Soai Mohasoang is a local chief in Botha-Bothe district. In his community, he said there were no serious sanctions to perpetrators of emotional abuse – it was widely accepted and ignored. After the training, Mohasoang saw things differently.

“I learned that GBV and emotional abuse is a silent killer to which community members turned a blind eye. In the village, grandmothers are some of the vulnerable population which perpetrators take advantage of. One of the grannies was badly insulted in front of me. … After participating in the training, I felt a sense of urgency to be a leader … hence, for the first time, I took it upon myself to act as a first witness at Khukhune Local court to offer support and increase safety to a granny who was emotionally abused, badly insulted by one of the villagers. With that, the perpetrator was fined M1000.00 [$75 Cdn]. I believe that has been a lesson to others, as I no longer hear insults which used to be a norm around the village.”

Malarato Mahapa

Malerato Mahapa is a police officer. At the beginning of the training, she admits to being defensive and negative about ending GBV. Yet one day after the three-day training, a woman who was abused by her husband came to the station in tears.

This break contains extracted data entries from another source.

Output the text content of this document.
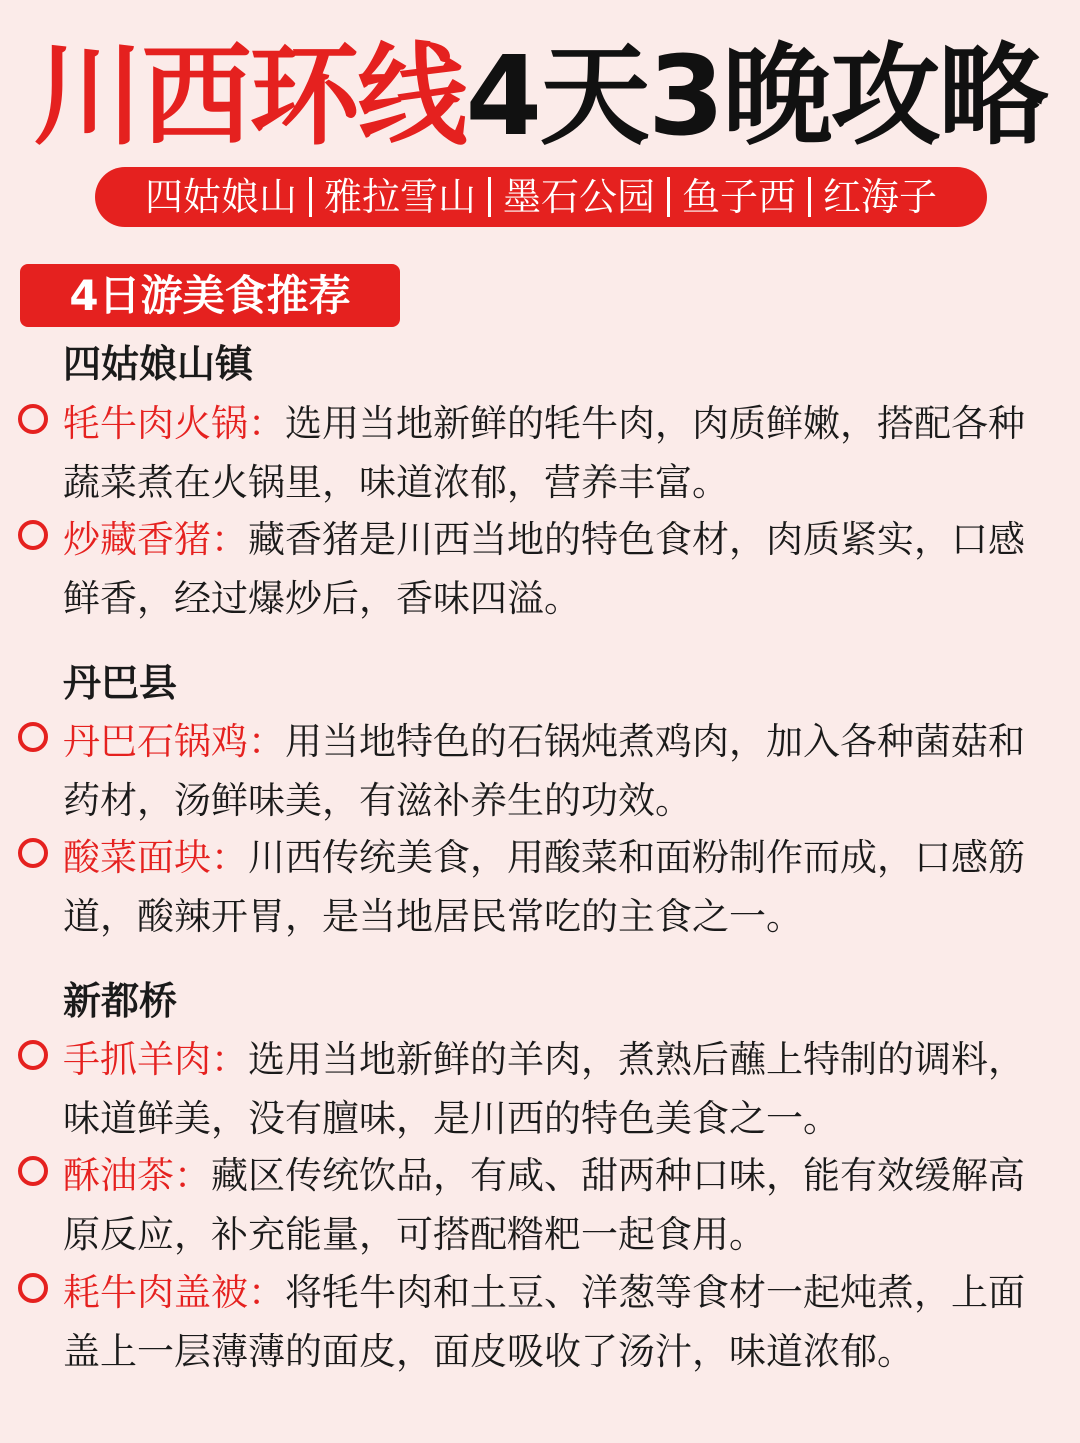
川西环线4天3晚攻略
四姑娘山 雅拉雪山 墨石公园 鱼子西 红海子
4日游美食推荐
四姑娘山镇
牦牛肉火锅：选用当地新鲜的牦牛肉，肉质鲜嫩，搭配各种蔬菜煮在火锅里，味道浓郁，营养丰富。
炒藏香猪：藏香猪是川西当地的特色食材，肉质紧实，口感鲜香，经过爆炒后，香味四溢。
丹巴县
丹巴石锅鸡：用当地特色的石锅炖煮鸡肉，加入各种菌菇和药材，汤鲜味美，有滋补养生的功效。
酸菜面块：川西传统美食，用酸菜和面粉制作而成，口感筋道，酸辣开胃，是当地居民常吃的主食之一。
新都桥
手抓羊肉：选用当地新鲜的羊肉，煮熟后蘸上特制的调料，味道鲜美，没有膻味，是川西的特色美食之一。
酥油茶：藏区传统饮品，有咸、甜两种口味，能有效缓解高原反应，补充能量，可搭配糌粑一起食用。
耗牛肉盖被：将牦牛肉和土豆、洋葱等食材一起炖煮，上面盖上一层薄薄的面皮，面皮吸收了汤汁，味道浓郁。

“I responded and assisted the victim of GBV with due diligence, making sure that I did not cause any further harm to the survivor,” she says. “That increased the trust to the survivor, that I will take her case seriously as I treated her with respect and dignity. A crying victim came out smiling. She thanked me for the good care I offered to her. I feel proud to have put a smile on someone’s face when they were experiencing a traumatic situation.”

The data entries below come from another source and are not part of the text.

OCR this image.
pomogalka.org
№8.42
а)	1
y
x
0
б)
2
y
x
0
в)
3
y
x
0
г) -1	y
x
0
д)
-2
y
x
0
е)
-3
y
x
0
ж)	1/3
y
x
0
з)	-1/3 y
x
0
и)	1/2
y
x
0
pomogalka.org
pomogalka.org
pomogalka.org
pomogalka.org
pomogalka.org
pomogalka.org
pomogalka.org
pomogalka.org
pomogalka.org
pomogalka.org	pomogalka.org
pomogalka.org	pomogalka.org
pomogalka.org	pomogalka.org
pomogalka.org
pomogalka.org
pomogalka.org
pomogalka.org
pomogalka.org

Child, Early and Forced Marriage (CEFM) – a form of GBV – is also common in Lesotho, with one out of every three girls married before age 18 and one in nine married before the age of 15. Often these marriages are considered the solution for girls who become pregnant, including as a result of sexual assault. Many children are also forced into CEFM to reduce the burden of families struggling to make ends meet. The consequences of marrying too early include dropping out of school, reduced economic opportunities, high-risk pregnancy, child malnutrition and greater risk of dying. Child brides are also at higher risk of being exploited or experiencing intimate partner violence and abuse.

Although Lesotho is a signatory to numerous pieces of international legislation that make these practices illegal, GBV and CEFM are normalized at the community level and culturally acceptable. Community leaders remain unaware of the deep, lasting trauma these practices cause or their responsibility to protect the legal rights of girls and women.

Girl4ce, Help Lesotho’s youth-led edu-tainment troop, is part of the Safer Communities project. GIRL4ce is made up of young women and men who address GBV and CEFM at the community level through drama, outreach and regular radio broadcasts. They also host a call-in show in which community members are invited to share stories and ask questions. The radio program addresses the benefits of healthy relationships, promotes respect and addresses cultural myths around GBV. Girl4ce produced two short radio ads that directly confronted GBV myths and remind each member of the community that they have a responsibility to stop GBV.

Help Lesotho was established in 2004 by Dr. Peg Herbert, a Canadian who was moved to act after visiting one of her graduate students. Back then, at the height of the AIDS pandemic, the life expectancy was 34. “People were dying everywhere,” she told Queen’s Alumni News. “Contracting HIV was a death sentence. There was nobody helping in the areas I visited.” Herbert was a lecturer at the University of Ottawa who was trained as a social worker and with a PhD in Educational Psychology. Despite knowing nothing about running a non-profit, Help Lesotho became the largest Canadian NGO in Lesotho. Upon her recent retirement, the King of Lesotho thanked her for the impact Help Lesotho has had on 274,000 people.

A portion of this story appeared in the November 2023 edition of Under the Sun.